Il prévoit de diminuer de moitié les émissions d’azote d’ici à 2030. Surtout, " les trois quarts des zones Natura 2000 doivent retrouver un niveau sain d’azote d’ici 2030 " estiment le Premier ministre Mark Rutte et la ministre de la Nature et de l’Azote Christianne Van der Wal, et ce pour respecter la législation européenne en la matière.

Or, les deux tiers des exploitations dépassent actuellement les seuils acceptables. Cela signifie des réductions pouvant atteindre localement 70% des taux d’émissions actuels. Les Pays-bas sont le pay d'Europ qui rejette le plus d'azote actuellement.

Des objectifs impossibles à atteindre ?

Le gouvernement juge que les objectifs ne peuvent être atteints qu’en fermant certaines exploitations et en se séparant de 30% du cheptel. Selon les experts, il s’agit du seul levier efficace, malgré les efforts fournis ces dernières années pour optimiser les émissions en conservant le même nombre d’animaux. Le secteur agricole bénéficiera de la plus grande partie des 24 milliards d’euros d’aides gouvernementales pour ce plan.

" Les objectifs fixés sont impossibles à atteindre", estime LTO, le principal lobby agricole néerlandais. "De plus, il y a une trop grosse focalisation sur la réduction du nombre d’animaux et l’expropriation d’agriculteurs au lieu de s’intéresser aux façons de gérer différemment les exploitations"

Ce plan devrait perturber tout un écosystème économique centré autour de l’élevage. "Le risque de réduire la production nationale est d’augmenter les importations pour continuer à faire tourner ces infrastructures ", note Alessandra Kirsch, directrice des études du think-tank Agriculture Stratégies, citée par le quotidien français "Les Echos".

Blocus et rayons vides

Depuis un mois, les agriculteurs manifestent leur opposition en manifestant et en bloquant régulièrement les grands axes de circulation. Selon eux, le plan menace carrément leurs moyens de subsistance. Lundi, les exploitants fermiers, soutenus par les pêcheurs, ont enclenché de nouveaux blocages. Ces blocages ont particulièrement concerné les centres de distribution des supermarchés où de nombreux rayons de produits frais et de fruits et légumes se sont retrouvés vides mardi.
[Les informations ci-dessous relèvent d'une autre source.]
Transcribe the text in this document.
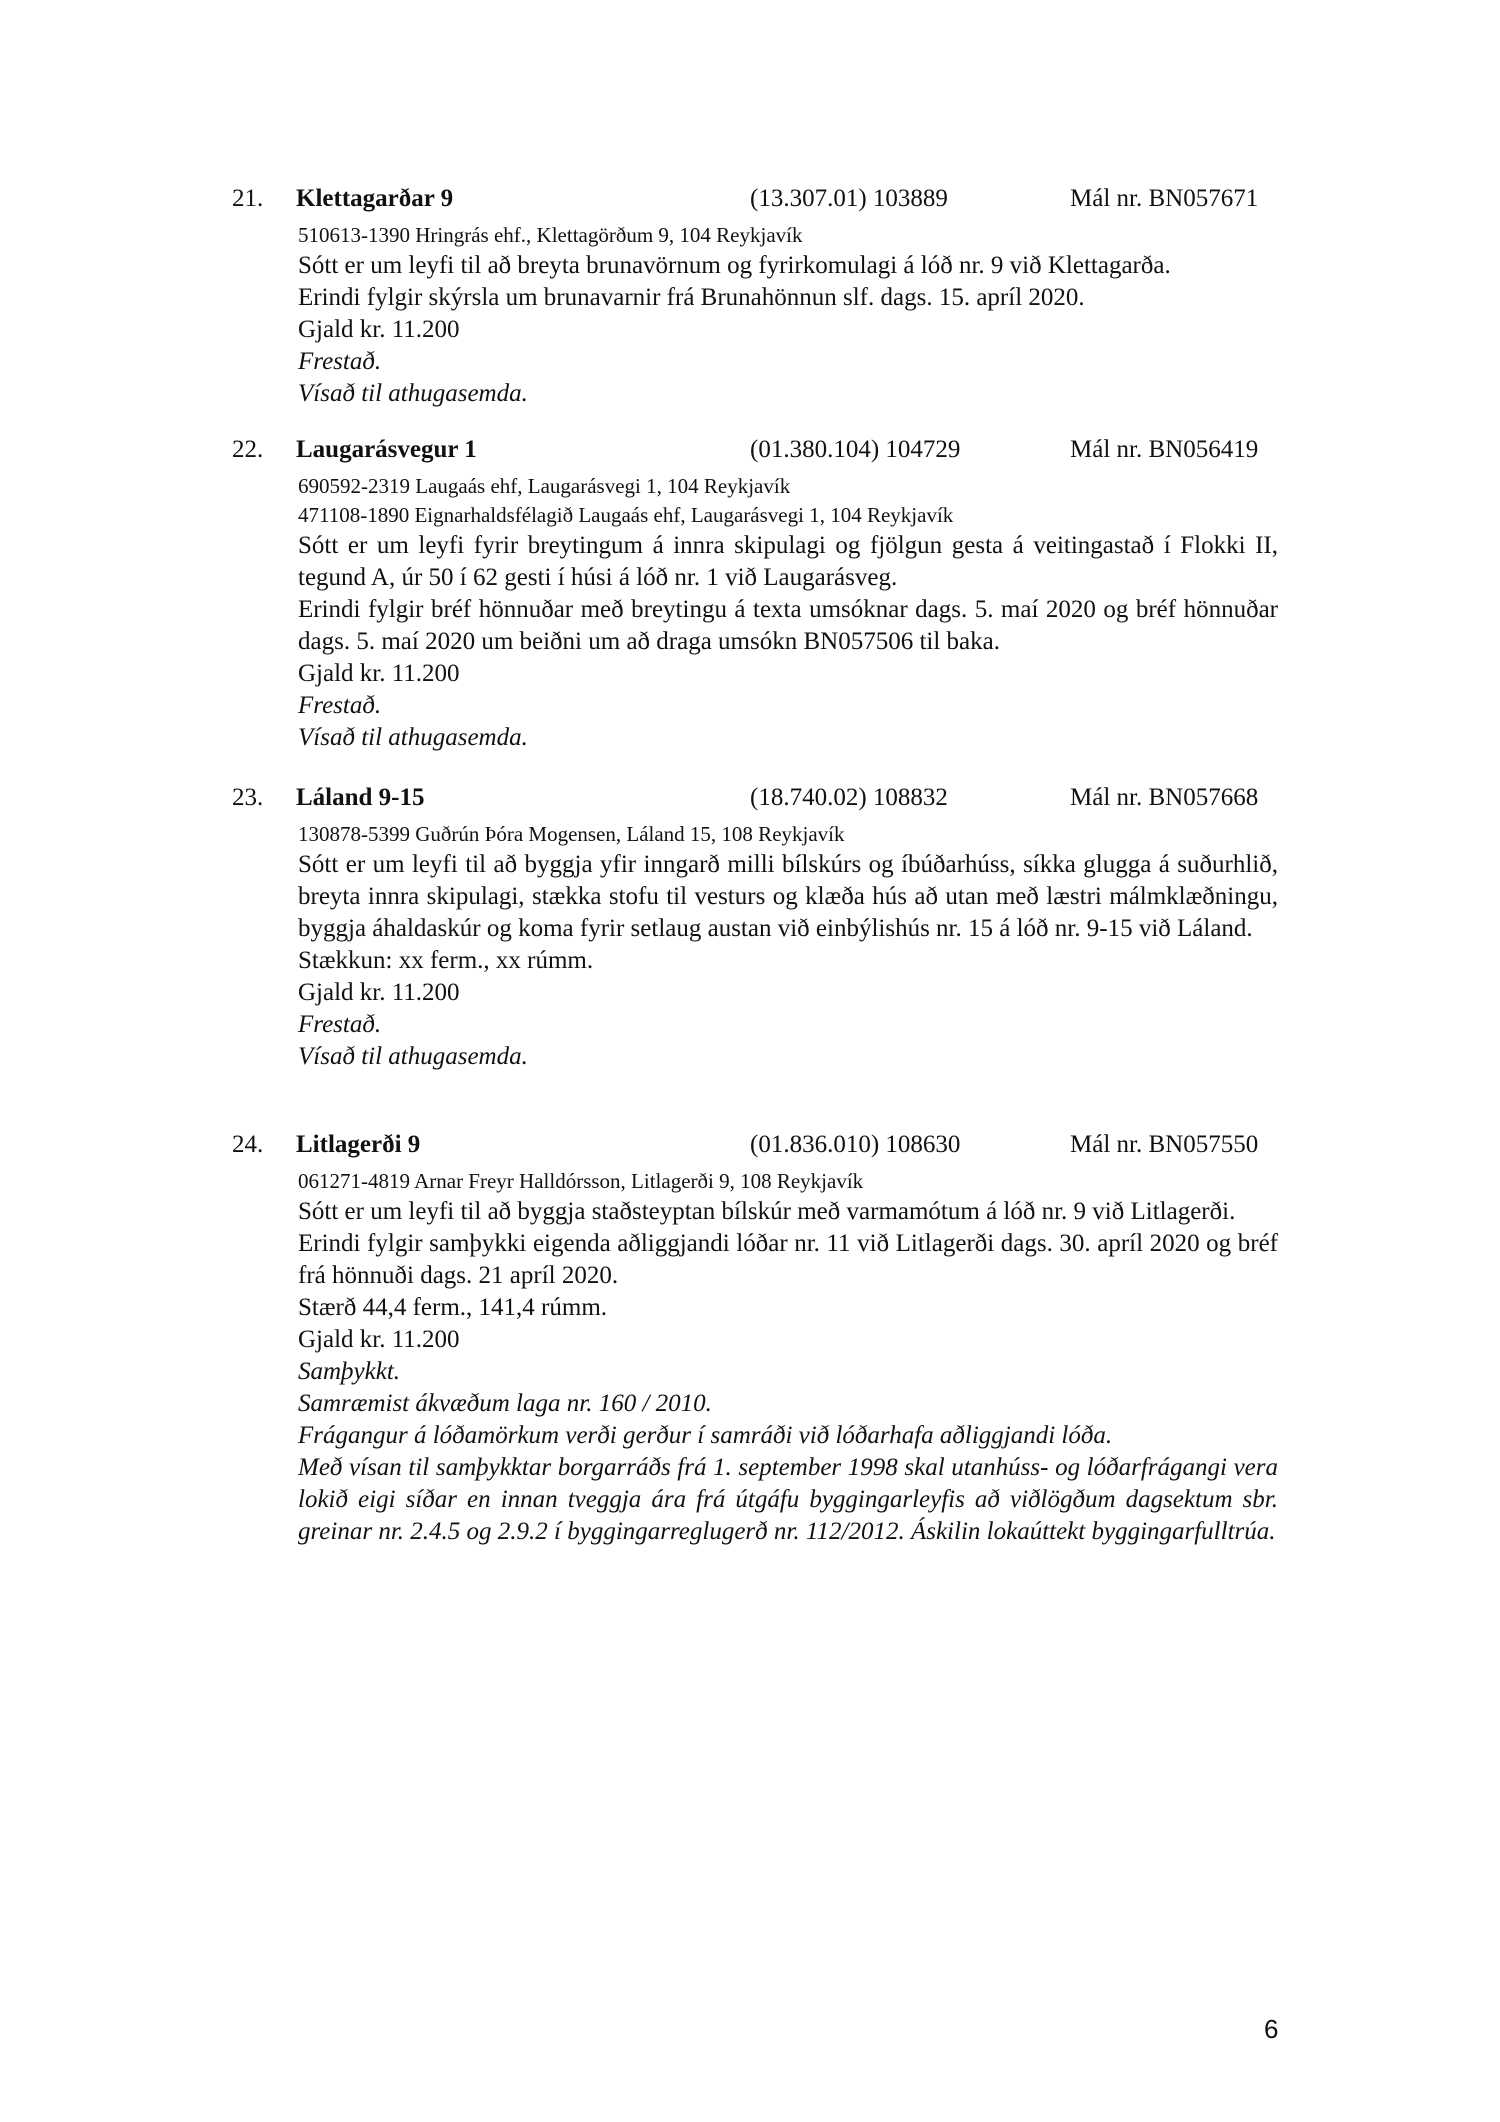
21. Klettagarðar 9	(13.307.01) 103889	Mál nr. BN057671
510613-1390 Hringrás ehf., Klettagörðum 9, 104 Reykjavík
Sótt er um leyfi til að breyta brunavörnum og fyrirkomulagi á lóð nr. 9 við Klettagarða.
Erindi fylgir skýrsla um brunavarnir frá Brunahönnun slf. dags. 15. apríl 2020.
Gjald kr. 11.200
Frestað.
Vísað til athugasemda.
22. Laugarásvegur 1	(01.380.104) 104729	Mál nr. BN056419
690592-2319 Laugaás ehf, Laugarásvegi 1, 104 Reykjavík
471108-1890 Eignarhaldsfélagið Laugaás ehf, Laugarásvegi 1, 104 Reykjavík
Sótt er um leyfi fyrir breytingum á innra skipulagi og fjölgun gesta á veitingastað í Flokki II, tegund A, úr 50 í 62 gesti í húsi á lóð nr. 1 við Laugarásveg.
Erindi fylgir bréf hönnuðar með breytingu á texta umsóknar dags. 5. maí 2020 og bréf hönnuðar dags. 5. maí 2020 um beiðni um að draga umsókn BN057506 til baka.
Gjald kr. 11.200
Frestað.
Vísað til athugasemda.
23. Láland 9-15	(18.740.02) 108832	Mál nr. BN057668
130878-5399 Guðrún Þóra Mogensen, Láland 15, 108 Reykjavík
Sótt er um leyfi til að byggja yfir inngarð milli bílskúrs og íbúðarhúss, síkka glugga á suðurhlið, breyta innra skipulagi, stækka stofu til vesturs og klæða hús að utan með læstri málmklæðningu, byggja áhaldaskúr og koma fyrir setlaug austan við einbýlishús nr. 15 á lóð nr. 9-15 við Láland.
Stækkun: xx ferm., xx rúmm.
Gjald kr. 11.200
Frestað.
Vísað til athugasemda.
24. Litlagerði 9	(01.836.010) 108630	Mál nr. BN057550
061271-4819 Arnar Freyr Halldórsson, Litlagerði 9, 108 Reykjavík
Sótt er um leyfi til að byggja staðsteyptan bílskúr með varmamótum á lóð nr. 9 við Litlagerði.
Erindi fylgir samþykki eigenda aðliggjandi lóðar nr. 11 við Litlagerði dags. 30. apríl 2020 og bréf frá hönnuði dags. 21 apríl 2020.
Stærð 44,4 ferm., 141,4 rúmm.
Gjald kr. 11.200
Samþykkt.
Samræmist ákvæðum laga nr. 160 / 2010.
Frágangur á lóðamörkum verði gerður í samráði við lóðarhafa aðliggjandi lóða.
Með vísan til samþykktar borgarráðs frá 1. september 1998 skal utanhúss- og lóðarfrágangi vera lokið eigi síðar en innan tveggja ára frá útgáfu byggingarleyfis að viðlögðum dagsektum sbr. greinar nr. 2.4.5 og 2.9.2 í byggingarreglugerð nr. 112/2012. Áskilin lokaúttekt byggingarfulltrúa.
6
L’interprofession de la grande distribution évalue les pertes à "des dizaines de millions d’euros". La chaîne de supermarchés Coop estime quant à elle, avoir subi un préjudice de "plusieurs millions d’euros" à cause de ces blocus.

La plupart des barrages ont été levés mercredi mais la radicalité d’action de certains agriculteurs a forcé LTO à se désolidariser publiquement des fauteurs de troubles. Mais le mécontentement ne semble pas s’apaiser.
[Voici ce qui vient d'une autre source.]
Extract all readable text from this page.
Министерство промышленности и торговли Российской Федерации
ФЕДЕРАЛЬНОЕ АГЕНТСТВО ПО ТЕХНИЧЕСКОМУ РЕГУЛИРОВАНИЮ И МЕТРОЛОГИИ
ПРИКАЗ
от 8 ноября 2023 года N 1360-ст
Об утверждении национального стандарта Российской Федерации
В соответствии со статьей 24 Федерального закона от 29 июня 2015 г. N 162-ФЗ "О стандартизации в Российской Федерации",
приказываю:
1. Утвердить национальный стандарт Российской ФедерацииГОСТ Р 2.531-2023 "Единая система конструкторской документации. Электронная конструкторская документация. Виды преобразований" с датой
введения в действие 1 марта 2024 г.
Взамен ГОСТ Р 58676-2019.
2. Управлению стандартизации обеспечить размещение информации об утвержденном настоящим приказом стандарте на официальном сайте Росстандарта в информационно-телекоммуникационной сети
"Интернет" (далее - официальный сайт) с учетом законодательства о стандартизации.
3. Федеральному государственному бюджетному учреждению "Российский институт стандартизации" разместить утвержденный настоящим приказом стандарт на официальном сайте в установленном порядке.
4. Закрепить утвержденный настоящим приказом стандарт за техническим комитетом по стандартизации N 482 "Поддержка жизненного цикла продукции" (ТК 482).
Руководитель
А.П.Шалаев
Le plan du gouvernement néerlandais pourrait préfigurer des réformes similaires – et des protestations – dans d’autres nations européennes dont les secteurs agricoles rejettent également dans l’environnement de grandes quantités de polluants.

Les agriculteurs comme les gilets jaunes

" Les manifestations contre le plan azote s’inscrivent dans la même idée de décalage entre le peuple et les élites", suggère Michel Maffesoli, sociologue et professeur émérite à La Sorbonne dans les colonnes du "Figaro", au risque d’un "mécanisme de saturation, observé notamment pendant le mouvement des gilets jaunes. Au bout d’un moment, ce genre de processus peut devenir violent", alerte le sociologue.
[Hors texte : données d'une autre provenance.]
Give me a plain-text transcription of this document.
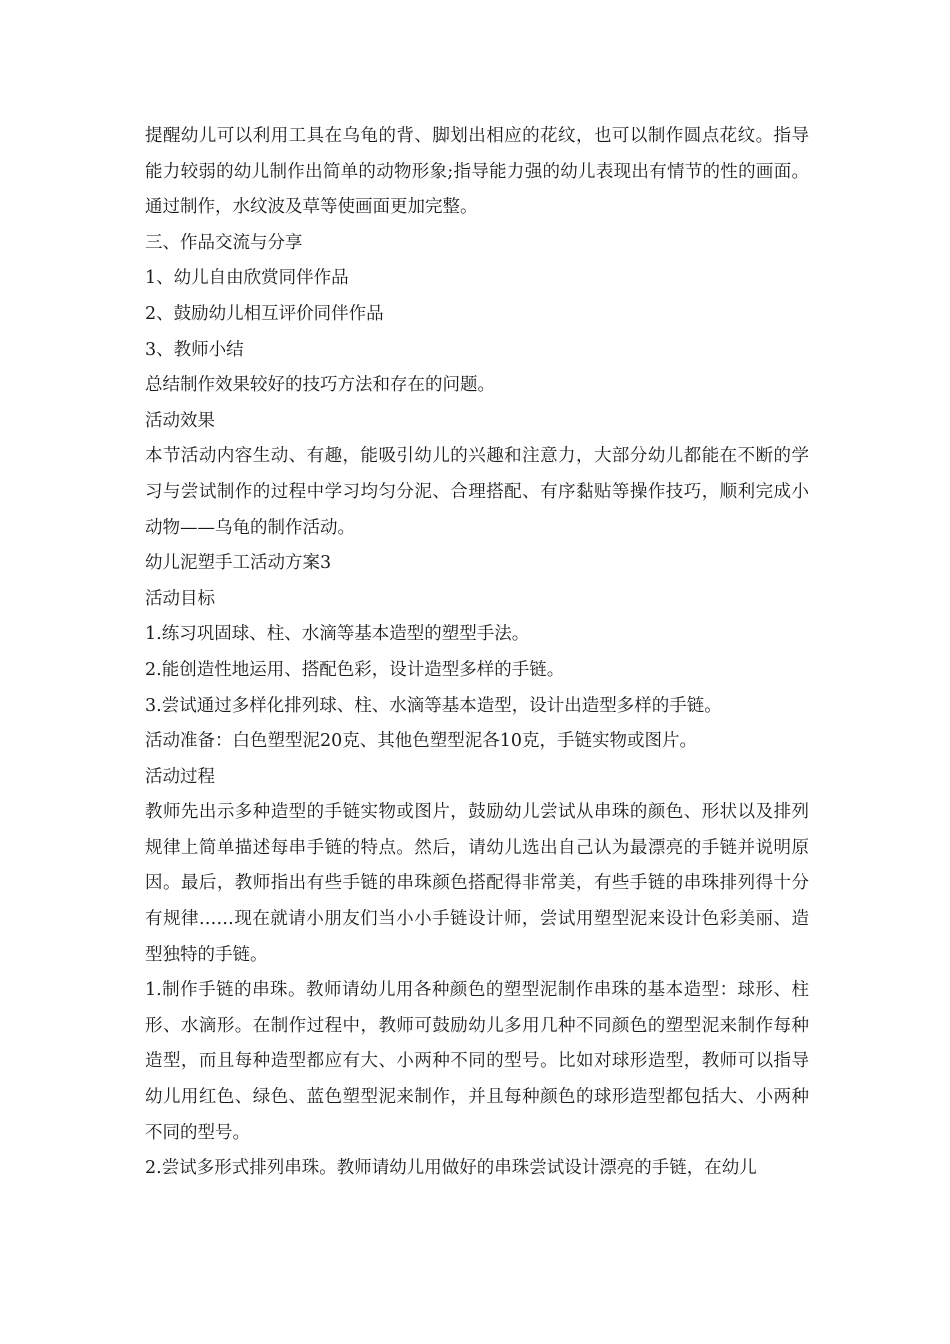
提醒幼儿可以利用工具在乌龟的背、脚划出相应的花纹，也可以制作圆点花纹。指导能力较弱的幼儿制作出简单的动物形象;指导能力强的幼儿表现出有情节的性的画面。通过制作，水纹波及草等使画面更加完整。

三、作品交流与分享

1、幼儿自由欣赏同伴作品

2、鼓励幼儿相互评价同伴作品

3、教师小结

总结制作效果较好的技巧方法和存在的问题。

活动效果

本节活动内容生动、有趣，能吸引幼儿的兴趣和注意力，大部分幼儿都能在不断的学习与尝试制作的过程中学习均匀分泥、合理搭配、有序黏贴等操作技巧，顺利完成小动物——乌龟的制作活动。

幼儿泥塑手工活动方案3

活动目标

1.练习巩固球、柱、水滴等基本造型的塑型手法。

2.能创造性地运用、搭配色彩，设计造型多样的手链。

3.尝试通过多样化排列球、柱、水滴等基本造型，设计出造型多样的手链。

活动准备：白色塑型泥20克、其他色塑型泥各10克，手链实物或图片。

活动过程

教师先出示多种造型的手链实物或图片，鼓励幼儿尝试从串珠的颜色、形状以及排列规律上简单描述每串手链的特点。然后，请幼儿选出自己认为最漂亮的手链并说明原因。最后，教师指出有些手链的串珠颜色搭配得非常美，有些手链的串珠排列得十分有规律……现在就请小朋友们当小小手链设计师，尝试用塑型泥来设计色彩美丽、造型独特的手链。

1.制作手链的串珠。教师请幼儿用各种颜色的塑型泥制作串珠的基本造型：球形、柱形、水滴形。在制作过程中，教师可鼓励幼儿多用几种不同颜色的塑型泥来制作每种造型，而且每种造型都应有大、小两种不同的型号。比如对球形造型，教师可以指导幼儿用红色、绿色、蓝色塑型泥来制作，并且每种颜色的球形造型都包括大、小两种不同的型号。

2.尝试多形式排列串珠。教师请幼儿用做好的串珠尝试设计漂亮的手链，在幼儿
Pour lui, ces mouvements ont la même cause : "C’est la manifestation du désaccord contre une élite démocratique qui impose des règles de manière abstraite, sans concertation aucune. Ici, ce sont les normes européennes imposées de manière verticale", au service d’une "écologie politique", qui sont remises en cause. "Pendant des décennies, on a adopté aux Pays-Bas un modèle d’agriculture technologique et, subitement, on veut revenir à une agriculture artisanale".

Le plan du gouvernement néerlandais pourrait préfigurer des réformes similaires – et des protestations – dans d’autres nations européennes dont les secteurs agricoles rejettent également dans l’environnement de grandes quantités de polluants. La Belgique, et en particulier la Flandre, est le troisième pays qui rejette le plus d'azote en Europe.